Read in English
Оценить статью
(Голосов: 38, Рейтинг: 3.29)
 (38 голосов)
Поделиться статьей
Федор Лукьянов

Главный редактор журнала «Россия в глобальной политике», председатель Президиума Совета по внешней и оборонной политике, член РСМД

Юлия Мельникова

К.полит.н., программный менеджер РСМД

«Если мы поймём, что китайские формулы — это не просто фантазия или демагогия, а предложение другой методологии решения проблем развития, не только активизируется сближение с Китаем, но сформируется наше собственное понимание, какой мир нам нужен.

Феномен нашей страны в том, что нам мир (не война) идеально подходит.
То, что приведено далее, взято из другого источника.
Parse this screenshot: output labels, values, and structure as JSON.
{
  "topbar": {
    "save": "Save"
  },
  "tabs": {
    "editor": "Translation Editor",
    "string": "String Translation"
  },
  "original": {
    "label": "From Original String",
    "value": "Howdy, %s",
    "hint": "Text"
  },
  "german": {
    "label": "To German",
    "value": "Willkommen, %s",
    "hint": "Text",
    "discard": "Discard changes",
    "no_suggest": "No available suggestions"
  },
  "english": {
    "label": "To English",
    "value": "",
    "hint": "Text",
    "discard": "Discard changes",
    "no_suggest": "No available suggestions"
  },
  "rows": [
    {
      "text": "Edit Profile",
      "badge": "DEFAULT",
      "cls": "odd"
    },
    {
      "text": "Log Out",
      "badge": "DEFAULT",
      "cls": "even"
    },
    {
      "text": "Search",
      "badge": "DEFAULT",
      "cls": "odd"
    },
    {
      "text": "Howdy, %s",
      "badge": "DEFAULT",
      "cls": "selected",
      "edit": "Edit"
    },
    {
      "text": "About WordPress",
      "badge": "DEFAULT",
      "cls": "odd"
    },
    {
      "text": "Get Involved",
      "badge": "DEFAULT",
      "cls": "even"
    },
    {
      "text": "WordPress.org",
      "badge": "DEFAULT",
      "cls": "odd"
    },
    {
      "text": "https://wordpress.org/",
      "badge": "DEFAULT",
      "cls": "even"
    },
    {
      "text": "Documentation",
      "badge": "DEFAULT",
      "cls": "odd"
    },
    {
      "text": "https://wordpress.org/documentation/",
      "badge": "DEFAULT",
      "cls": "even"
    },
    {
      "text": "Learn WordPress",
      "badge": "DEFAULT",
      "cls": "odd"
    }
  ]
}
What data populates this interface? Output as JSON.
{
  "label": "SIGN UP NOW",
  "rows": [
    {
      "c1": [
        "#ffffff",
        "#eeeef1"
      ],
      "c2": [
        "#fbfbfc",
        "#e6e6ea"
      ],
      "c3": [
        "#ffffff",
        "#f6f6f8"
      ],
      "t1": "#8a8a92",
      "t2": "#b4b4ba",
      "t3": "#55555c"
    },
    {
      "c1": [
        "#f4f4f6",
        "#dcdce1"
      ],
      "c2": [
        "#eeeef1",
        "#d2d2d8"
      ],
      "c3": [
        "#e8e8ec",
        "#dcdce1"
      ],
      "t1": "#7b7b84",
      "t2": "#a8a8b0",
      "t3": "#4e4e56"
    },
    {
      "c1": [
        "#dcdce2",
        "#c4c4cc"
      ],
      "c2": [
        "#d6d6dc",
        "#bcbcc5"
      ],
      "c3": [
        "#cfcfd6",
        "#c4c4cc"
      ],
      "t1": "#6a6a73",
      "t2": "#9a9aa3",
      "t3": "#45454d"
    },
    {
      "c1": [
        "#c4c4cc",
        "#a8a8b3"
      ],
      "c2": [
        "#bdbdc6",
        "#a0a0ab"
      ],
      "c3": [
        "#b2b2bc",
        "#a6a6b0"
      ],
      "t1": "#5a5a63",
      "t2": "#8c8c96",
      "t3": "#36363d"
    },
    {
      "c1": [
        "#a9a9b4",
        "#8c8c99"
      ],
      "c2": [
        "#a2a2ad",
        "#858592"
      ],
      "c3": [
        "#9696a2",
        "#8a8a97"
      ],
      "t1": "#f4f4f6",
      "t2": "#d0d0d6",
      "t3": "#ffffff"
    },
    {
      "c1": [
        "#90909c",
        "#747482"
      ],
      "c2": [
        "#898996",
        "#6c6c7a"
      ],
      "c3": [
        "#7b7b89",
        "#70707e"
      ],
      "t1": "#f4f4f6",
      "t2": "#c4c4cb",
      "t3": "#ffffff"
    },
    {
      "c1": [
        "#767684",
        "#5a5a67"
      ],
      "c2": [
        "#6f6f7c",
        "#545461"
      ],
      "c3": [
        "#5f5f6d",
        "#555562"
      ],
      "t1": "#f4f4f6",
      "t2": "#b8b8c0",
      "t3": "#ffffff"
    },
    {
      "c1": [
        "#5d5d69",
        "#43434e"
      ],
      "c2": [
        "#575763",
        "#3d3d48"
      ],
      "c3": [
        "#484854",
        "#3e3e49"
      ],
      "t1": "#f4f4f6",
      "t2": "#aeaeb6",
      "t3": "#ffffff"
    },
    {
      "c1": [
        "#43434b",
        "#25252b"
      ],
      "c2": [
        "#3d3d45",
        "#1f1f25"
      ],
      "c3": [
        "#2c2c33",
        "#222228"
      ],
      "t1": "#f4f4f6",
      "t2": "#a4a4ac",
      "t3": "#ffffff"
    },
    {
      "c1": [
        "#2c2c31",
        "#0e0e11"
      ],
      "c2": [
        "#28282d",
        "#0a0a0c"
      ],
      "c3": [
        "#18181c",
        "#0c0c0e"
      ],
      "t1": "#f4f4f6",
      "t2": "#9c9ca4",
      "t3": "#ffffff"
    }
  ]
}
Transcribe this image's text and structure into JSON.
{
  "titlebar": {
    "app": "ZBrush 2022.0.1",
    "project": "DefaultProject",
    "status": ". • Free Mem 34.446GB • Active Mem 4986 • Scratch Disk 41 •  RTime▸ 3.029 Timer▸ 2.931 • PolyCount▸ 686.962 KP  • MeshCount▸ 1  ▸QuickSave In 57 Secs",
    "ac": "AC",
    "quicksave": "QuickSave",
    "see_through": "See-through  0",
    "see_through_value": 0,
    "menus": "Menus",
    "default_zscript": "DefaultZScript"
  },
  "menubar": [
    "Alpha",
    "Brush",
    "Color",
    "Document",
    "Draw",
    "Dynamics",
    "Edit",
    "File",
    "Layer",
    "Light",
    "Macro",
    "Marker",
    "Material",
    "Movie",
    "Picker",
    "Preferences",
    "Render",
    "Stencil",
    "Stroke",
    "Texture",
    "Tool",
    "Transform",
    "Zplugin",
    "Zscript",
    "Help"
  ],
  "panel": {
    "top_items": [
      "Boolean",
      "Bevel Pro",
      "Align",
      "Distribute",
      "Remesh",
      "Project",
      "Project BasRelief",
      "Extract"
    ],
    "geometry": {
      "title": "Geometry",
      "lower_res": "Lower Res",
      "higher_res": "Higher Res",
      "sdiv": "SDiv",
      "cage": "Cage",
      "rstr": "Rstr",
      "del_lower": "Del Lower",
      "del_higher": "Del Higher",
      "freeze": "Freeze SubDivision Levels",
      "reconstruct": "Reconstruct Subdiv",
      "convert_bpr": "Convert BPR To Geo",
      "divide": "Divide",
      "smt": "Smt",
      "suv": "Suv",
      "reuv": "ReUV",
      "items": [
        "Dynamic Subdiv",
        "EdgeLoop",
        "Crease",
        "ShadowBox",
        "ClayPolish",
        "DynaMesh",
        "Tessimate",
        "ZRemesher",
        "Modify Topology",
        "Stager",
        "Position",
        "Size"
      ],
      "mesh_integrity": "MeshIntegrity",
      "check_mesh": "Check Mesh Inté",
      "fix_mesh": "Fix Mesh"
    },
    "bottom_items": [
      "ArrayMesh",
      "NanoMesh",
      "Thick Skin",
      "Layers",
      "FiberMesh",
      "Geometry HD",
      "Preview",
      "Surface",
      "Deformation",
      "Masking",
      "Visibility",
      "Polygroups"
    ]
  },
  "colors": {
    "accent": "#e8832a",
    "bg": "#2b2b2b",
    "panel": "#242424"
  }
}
России, по большому счёту, ничего не нужно. У неё всё есть, и её нельзя обойти, что в очередной раз подтвердили события последних двух с половиной лет. Поэтому понимание китайского взгляда на мир важно не для того, чтобы найти общий язык с китайцами. Эта задача понятная, но она не главная. Понимание китайского взгляда — это ключ к способности по-другому взглянуть на свое место в мире и на то, какой мир предпочтителен.»

В интервью для РСМД главный редактор журнала «Россия в глобальной политике», член Президиума РСМД Федор Лукьянов размышляет о будущем российско-китайского взаимодействия в условиях формирующегося миропорядка.

В интервью для РСМД главный редактор журнала «Россия в глобальной политике», член Президиума РСМД Федор Лукьянов размышляет о будущем российско-китайского взаимодействия в условиях формирующегося миропорядка.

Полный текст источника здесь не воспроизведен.